Core Concepts
How it works
Data owners or organisations deploy the tracebloc client within their own infrastructure, whether on-premises, in the cloud (e.g., VMs), or in Kubernetes clusters running in a DMZ or VPC.
- The tracebloc client is pulled from DockerHub or GitHub and deployed via Helm or Docker Compose.
- The data owner prepares and mounts use case specific data and configures compute resources (CPU/GPU, storage) that will be used by external data scientists.
The tracebloc client, once deployed establishes a secure connection to the tracebloc backend over Azure Service Bus (AMQP/WebSocket, port 443). It receives training instructions—such as model configuration, batch size, number of epochs—defined by data scientists.
The tracebloc backend is responsible for:
- Validating model compatibility, security, and functionality
- Orchestrating training and managing system stability
- Aggregating training metrics (e.g., loss, accuracy — but never weights)

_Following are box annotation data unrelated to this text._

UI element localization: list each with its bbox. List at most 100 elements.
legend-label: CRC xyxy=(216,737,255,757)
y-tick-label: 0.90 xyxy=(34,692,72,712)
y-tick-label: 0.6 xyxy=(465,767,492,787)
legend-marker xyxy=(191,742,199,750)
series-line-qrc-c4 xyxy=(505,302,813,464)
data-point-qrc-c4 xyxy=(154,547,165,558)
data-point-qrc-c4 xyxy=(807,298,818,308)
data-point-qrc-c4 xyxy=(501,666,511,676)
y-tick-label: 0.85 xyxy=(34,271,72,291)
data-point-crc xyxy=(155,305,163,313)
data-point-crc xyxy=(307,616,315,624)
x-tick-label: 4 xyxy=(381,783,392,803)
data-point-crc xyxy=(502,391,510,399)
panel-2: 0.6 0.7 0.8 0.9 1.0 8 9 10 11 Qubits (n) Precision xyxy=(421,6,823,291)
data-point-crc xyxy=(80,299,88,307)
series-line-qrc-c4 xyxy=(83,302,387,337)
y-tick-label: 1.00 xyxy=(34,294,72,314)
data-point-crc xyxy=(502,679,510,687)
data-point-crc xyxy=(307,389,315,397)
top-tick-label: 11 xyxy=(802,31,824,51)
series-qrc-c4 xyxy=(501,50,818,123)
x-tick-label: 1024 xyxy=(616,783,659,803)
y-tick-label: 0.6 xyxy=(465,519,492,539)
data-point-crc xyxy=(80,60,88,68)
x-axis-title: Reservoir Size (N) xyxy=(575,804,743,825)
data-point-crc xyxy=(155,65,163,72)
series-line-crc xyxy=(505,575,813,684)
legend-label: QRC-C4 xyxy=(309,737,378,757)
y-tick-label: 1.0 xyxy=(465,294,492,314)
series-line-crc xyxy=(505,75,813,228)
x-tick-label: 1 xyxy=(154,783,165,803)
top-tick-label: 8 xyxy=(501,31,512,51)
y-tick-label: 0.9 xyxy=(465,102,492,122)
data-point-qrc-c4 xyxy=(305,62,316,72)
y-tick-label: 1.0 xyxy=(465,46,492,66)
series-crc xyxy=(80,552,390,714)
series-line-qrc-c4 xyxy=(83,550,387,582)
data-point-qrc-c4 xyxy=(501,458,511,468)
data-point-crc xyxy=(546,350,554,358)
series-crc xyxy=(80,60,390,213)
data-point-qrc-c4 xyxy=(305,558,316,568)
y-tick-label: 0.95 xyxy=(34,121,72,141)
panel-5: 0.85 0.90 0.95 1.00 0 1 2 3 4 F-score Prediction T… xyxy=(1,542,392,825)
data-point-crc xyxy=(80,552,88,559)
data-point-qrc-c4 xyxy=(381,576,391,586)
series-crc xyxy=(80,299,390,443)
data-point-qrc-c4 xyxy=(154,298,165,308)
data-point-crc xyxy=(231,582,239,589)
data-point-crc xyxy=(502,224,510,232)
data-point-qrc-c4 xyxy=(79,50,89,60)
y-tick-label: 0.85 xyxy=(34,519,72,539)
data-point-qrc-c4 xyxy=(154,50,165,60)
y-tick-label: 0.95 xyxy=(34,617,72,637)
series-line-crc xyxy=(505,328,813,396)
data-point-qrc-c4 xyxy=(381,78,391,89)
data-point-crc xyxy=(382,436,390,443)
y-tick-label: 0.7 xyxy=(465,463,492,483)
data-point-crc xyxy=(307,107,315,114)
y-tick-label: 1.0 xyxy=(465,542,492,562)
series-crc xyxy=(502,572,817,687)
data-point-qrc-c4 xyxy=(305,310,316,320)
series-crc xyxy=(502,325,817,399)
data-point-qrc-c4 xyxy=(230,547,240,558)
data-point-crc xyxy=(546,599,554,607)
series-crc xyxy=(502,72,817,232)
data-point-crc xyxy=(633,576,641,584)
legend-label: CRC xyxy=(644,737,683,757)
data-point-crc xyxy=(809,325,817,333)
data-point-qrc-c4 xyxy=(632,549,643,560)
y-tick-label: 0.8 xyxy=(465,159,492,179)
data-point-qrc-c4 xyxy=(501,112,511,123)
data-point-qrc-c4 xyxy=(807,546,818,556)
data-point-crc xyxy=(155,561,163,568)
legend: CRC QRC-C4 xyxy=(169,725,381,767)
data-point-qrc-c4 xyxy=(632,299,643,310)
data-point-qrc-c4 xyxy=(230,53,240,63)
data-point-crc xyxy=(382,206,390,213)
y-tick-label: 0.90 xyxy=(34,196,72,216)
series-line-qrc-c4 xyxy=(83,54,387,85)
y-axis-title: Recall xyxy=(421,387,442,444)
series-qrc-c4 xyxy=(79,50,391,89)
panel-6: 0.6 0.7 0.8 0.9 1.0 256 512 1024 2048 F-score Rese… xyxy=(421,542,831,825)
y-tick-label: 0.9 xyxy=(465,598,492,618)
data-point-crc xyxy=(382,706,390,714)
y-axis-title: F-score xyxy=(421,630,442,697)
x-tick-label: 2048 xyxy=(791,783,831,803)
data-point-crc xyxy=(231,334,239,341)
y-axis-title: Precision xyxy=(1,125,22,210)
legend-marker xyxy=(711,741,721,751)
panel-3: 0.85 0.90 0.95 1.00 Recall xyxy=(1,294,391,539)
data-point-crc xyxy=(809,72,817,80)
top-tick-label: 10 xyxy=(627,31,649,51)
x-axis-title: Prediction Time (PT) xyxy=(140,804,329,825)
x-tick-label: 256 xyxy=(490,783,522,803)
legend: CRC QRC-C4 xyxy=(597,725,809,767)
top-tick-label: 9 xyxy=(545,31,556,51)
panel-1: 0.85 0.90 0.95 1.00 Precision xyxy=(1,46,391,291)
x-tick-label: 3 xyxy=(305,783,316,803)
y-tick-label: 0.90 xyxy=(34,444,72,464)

- Providing a Web UI for training feedback, leaderboard access, and diagnostics
Tracebloc enforces strict separation of code and data. Model weights are encrypted and never exchanged between parties, ensuring full differential privacy.
Data scientists upload models and training code via notebooks and interact only with metadata and training metrics. They have no access to raw data at any point.
- Raw data is never shared.
- Model weights and architecture are encrypted and retained within the data owner's infrastructure. Access is only granted with mutual consent from both parties.